On Tuesday, after the conclusion of its two-day policy meeting, the Bank of Japan (BOJ) announced the landmark decision, its first rate hike since February 2007, after having seen enough evidence of core inflation stabilizing at or above the target level of 2 percent – the BOJ’s stated prerequisite for altering its policy stance. Specifically, it pointed towards the "virtuous cycle between wages and prices", which ultimately convinced policy makers that price stability could be achieved "in a sustainable and stable manner" over the next couple of years. Last Friday, the Japanese Trade Union Confederation, known as Rengo, had announced that this year's "shunto" spring wage negotiations resulted in average pay increases of 5.28 percent, the highest level in 33 years. Meaningful wage growth is considered key in the fight against deflationary pressures, as higher wages typically boost consumer demand and keep prices aloft.

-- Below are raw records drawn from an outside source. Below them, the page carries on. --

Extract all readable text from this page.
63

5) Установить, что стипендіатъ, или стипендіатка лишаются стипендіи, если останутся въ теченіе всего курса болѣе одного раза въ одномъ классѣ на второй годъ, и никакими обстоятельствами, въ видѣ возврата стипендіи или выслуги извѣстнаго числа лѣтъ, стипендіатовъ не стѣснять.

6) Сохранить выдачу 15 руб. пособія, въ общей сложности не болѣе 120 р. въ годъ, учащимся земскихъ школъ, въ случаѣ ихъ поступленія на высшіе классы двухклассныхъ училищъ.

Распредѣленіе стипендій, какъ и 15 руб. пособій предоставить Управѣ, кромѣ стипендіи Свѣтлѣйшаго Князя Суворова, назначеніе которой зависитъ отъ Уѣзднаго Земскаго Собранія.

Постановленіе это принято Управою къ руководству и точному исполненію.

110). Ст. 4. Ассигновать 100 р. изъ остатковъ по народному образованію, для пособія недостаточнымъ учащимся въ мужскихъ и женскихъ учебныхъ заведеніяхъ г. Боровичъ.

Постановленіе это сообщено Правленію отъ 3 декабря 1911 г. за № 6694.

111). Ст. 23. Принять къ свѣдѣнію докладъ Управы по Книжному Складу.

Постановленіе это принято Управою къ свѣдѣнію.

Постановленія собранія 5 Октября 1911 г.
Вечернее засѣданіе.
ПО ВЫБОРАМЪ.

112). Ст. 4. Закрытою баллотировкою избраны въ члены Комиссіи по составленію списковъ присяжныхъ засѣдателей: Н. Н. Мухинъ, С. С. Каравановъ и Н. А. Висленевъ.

Japan was the last major economy to employ a zero or negative interest rate policy, after central banks around the world had rapidly hiked rates to curb inflation in the wake of Russia’s invasion of Ukraine and global supply chain issues. For Japan, the latest surge in inflation was a welcome sign that its long battle with deflation was finally coming to an end. Tuesday's announcement was all but a "mission accomplished" statement as the BOJ said that its policy framework of Quantitative and Qualitative Monetary Easing (QQE) with Yield Curve Control and the negative interest rate policy had fulfilled its role in bringing price stability around the target level of 2 percent inflation. As of January 2024, the BOJ's preferred inflation gauge has exceeded the 2-percent mark for 22 months straight - making it the longest period of above-target inflation in the 21st century.